Before her nose bleed, emergency resource dispatcher Sophie was healthy, enjoyed running regularly and worked in the control room for the London Ambulance Service.

She lived with her parents in Surrey and was getting ready for a night shift in November 2019 when she suddenly had a nosebleed.

Sophie was rushed to St George’s Hospital in London and doctors discovered she had functional neurological disorder (FND) – a condition where signals between the brain and nervous system are interrupted.

FND is most commonly caused by stress or depression, but as Sophie had not been suffering with either, it is likely that she was born with the disorder.

The separation between her brain and nervous system could have happened at any time.

In Sophie’s case, there had been a small amount of pressure on her brain and when the nosebleed released that pressure, it triggered her condition.

It resulted in left side weakness and devastatingly resulted in Sophie losing all of her long term memory.

She told episode seven of the podcast: “I’d pretty much forgotten everything from the 6th of November to me being born.

“It ranged from really basic things like how to use a knife and fork to quite important things, like my mum and dad’s names.

“My dad arrived first [at hospital] and the first thing I said was ‘who is this man?’

“So the next day it would have been Jonathan. My mum had to introduce him to me as my boyfriend.”

She stayed in the hospital for a few days for physiotherapy before she was allowed to return home to her parents in a wheelchair.

Sophie can’t remember anything before the bleed, so Jonathan pulled out all the stops to help her, recreating favourite dates and making photo books of memories.

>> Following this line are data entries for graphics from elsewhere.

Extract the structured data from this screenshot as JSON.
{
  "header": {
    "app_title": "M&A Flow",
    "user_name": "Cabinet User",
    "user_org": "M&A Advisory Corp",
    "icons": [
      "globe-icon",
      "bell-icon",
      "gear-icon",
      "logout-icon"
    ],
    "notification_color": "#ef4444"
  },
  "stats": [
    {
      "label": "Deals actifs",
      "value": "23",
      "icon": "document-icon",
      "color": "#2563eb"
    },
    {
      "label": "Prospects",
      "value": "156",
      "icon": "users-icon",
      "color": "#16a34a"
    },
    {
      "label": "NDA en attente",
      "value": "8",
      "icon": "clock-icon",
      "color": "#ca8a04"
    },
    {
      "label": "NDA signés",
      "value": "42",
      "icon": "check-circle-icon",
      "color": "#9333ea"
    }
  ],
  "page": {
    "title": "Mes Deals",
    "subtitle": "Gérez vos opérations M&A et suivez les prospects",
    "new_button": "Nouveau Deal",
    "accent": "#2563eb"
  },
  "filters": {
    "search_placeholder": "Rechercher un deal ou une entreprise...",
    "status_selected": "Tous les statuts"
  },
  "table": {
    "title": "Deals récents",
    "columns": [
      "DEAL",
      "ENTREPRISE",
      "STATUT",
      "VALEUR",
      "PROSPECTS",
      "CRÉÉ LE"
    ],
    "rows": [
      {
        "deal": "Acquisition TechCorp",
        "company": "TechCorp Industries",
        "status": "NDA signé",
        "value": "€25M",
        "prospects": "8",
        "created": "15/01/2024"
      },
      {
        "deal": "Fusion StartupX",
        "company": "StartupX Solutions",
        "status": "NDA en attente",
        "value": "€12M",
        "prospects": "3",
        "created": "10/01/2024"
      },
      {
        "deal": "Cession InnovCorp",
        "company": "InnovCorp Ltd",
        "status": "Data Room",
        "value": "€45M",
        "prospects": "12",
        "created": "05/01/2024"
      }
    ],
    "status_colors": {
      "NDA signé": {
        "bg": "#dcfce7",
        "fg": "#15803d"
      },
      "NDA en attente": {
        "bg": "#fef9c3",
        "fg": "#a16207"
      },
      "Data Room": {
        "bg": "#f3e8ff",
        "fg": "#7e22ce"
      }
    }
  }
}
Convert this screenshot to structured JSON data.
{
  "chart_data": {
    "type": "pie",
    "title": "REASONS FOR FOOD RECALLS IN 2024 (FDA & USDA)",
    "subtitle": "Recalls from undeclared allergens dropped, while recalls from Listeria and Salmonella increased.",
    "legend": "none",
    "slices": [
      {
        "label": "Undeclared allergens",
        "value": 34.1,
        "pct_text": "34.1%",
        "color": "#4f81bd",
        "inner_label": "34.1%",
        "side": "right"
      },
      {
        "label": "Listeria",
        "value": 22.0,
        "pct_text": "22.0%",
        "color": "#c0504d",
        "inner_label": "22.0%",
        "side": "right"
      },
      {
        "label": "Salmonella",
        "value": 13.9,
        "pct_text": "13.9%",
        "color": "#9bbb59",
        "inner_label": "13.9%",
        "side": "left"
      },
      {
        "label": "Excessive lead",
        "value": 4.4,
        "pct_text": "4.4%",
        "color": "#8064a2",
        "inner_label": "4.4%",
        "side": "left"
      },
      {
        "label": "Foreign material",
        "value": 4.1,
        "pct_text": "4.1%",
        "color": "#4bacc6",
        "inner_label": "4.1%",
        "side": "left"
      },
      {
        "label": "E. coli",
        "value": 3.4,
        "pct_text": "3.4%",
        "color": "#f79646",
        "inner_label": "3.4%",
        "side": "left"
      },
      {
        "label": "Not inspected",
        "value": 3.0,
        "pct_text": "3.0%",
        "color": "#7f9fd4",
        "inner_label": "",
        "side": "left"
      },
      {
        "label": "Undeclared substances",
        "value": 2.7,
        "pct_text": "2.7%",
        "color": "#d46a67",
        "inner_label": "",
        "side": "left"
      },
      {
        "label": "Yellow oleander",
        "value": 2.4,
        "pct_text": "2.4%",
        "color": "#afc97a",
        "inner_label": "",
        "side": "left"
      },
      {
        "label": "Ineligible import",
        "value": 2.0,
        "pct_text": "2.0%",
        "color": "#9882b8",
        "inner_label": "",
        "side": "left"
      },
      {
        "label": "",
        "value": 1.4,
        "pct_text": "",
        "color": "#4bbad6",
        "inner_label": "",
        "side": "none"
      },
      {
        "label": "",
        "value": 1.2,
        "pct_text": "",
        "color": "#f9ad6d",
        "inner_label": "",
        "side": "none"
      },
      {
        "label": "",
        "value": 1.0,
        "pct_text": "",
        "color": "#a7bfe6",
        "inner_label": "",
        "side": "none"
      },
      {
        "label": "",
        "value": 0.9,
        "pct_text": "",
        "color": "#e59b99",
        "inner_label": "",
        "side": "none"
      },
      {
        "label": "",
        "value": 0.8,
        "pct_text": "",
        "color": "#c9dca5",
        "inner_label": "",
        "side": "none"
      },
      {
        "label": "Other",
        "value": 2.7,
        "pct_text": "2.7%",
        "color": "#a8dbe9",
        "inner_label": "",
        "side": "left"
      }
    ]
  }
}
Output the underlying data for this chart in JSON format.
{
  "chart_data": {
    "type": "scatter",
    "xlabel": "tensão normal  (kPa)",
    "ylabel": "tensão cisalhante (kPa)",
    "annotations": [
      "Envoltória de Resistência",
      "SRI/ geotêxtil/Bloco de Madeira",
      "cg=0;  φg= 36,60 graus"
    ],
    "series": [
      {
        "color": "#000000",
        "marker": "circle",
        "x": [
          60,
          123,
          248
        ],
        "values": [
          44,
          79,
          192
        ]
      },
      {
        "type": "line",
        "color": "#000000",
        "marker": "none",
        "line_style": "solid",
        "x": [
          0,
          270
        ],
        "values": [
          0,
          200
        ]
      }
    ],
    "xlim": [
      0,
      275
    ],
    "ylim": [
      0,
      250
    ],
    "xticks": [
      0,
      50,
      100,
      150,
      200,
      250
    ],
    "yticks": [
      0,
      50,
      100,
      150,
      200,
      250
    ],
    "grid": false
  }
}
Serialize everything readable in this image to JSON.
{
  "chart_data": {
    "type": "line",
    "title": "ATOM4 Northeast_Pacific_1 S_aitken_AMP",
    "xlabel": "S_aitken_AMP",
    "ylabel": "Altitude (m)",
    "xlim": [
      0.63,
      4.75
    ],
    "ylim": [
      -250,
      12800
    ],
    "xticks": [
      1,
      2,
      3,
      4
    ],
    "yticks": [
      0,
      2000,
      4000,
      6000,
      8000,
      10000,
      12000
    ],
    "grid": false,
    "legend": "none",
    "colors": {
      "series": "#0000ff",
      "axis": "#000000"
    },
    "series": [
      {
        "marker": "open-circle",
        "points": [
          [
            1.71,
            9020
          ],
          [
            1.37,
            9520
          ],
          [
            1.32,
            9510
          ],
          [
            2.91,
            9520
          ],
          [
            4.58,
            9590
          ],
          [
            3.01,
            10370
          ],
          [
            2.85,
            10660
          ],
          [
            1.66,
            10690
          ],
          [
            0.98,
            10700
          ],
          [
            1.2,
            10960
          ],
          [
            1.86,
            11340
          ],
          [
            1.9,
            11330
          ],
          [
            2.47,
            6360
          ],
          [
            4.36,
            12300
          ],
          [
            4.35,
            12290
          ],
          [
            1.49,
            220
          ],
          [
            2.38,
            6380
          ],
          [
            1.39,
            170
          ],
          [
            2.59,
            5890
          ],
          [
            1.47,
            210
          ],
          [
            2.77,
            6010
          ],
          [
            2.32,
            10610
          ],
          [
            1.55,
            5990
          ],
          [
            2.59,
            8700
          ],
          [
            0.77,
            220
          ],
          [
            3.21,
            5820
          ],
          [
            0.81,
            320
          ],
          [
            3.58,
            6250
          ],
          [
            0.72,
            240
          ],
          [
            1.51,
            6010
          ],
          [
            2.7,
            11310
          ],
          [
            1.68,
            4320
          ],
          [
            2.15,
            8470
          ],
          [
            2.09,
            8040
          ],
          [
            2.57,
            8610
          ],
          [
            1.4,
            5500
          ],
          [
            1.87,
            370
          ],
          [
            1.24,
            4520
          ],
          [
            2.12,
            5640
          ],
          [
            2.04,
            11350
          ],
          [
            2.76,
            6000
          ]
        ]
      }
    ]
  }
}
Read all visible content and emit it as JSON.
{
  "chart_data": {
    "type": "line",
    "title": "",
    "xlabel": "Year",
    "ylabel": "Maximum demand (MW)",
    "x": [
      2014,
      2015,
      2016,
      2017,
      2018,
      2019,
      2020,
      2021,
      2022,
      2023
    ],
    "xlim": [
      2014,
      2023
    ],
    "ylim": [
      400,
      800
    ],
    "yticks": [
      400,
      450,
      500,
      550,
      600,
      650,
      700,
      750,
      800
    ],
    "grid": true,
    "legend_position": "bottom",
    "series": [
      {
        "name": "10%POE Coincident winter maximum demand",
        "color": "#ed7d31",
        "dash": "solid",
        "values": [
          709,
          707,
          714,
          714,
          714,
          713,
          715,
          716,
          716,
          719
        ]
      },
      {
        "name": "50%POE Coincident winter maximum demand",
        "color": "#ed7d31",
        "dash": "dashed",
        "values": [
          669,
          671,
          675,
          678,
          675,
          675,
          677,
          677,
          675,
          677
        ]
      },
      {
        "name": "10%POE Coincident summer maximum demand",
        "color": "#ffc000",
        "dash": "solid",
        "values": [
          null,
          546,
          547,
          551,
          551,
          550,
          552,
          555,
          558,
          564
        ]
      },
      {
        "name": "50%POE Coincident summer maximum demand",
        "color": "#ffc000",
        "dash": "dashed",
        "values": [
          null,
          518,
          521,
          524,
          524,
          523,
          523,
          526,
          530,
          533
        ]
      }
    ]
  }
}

They went to Kew Gardens – where they first became girlfriend and boyfriend – and Bath Christmas Market where they enjoyed an early date.

They went to Richmond Park, the seaside, and a tour round London.

She said: “I’ve come to terms with the fact I probably won’t get my memory back, so that took quite some time to get used to.

“But now I’m focusing on moving forward, rather than the past.”

She spoke to the team at the Real Fix podcast – which features real life people telling their own extraordinary stories in their own words.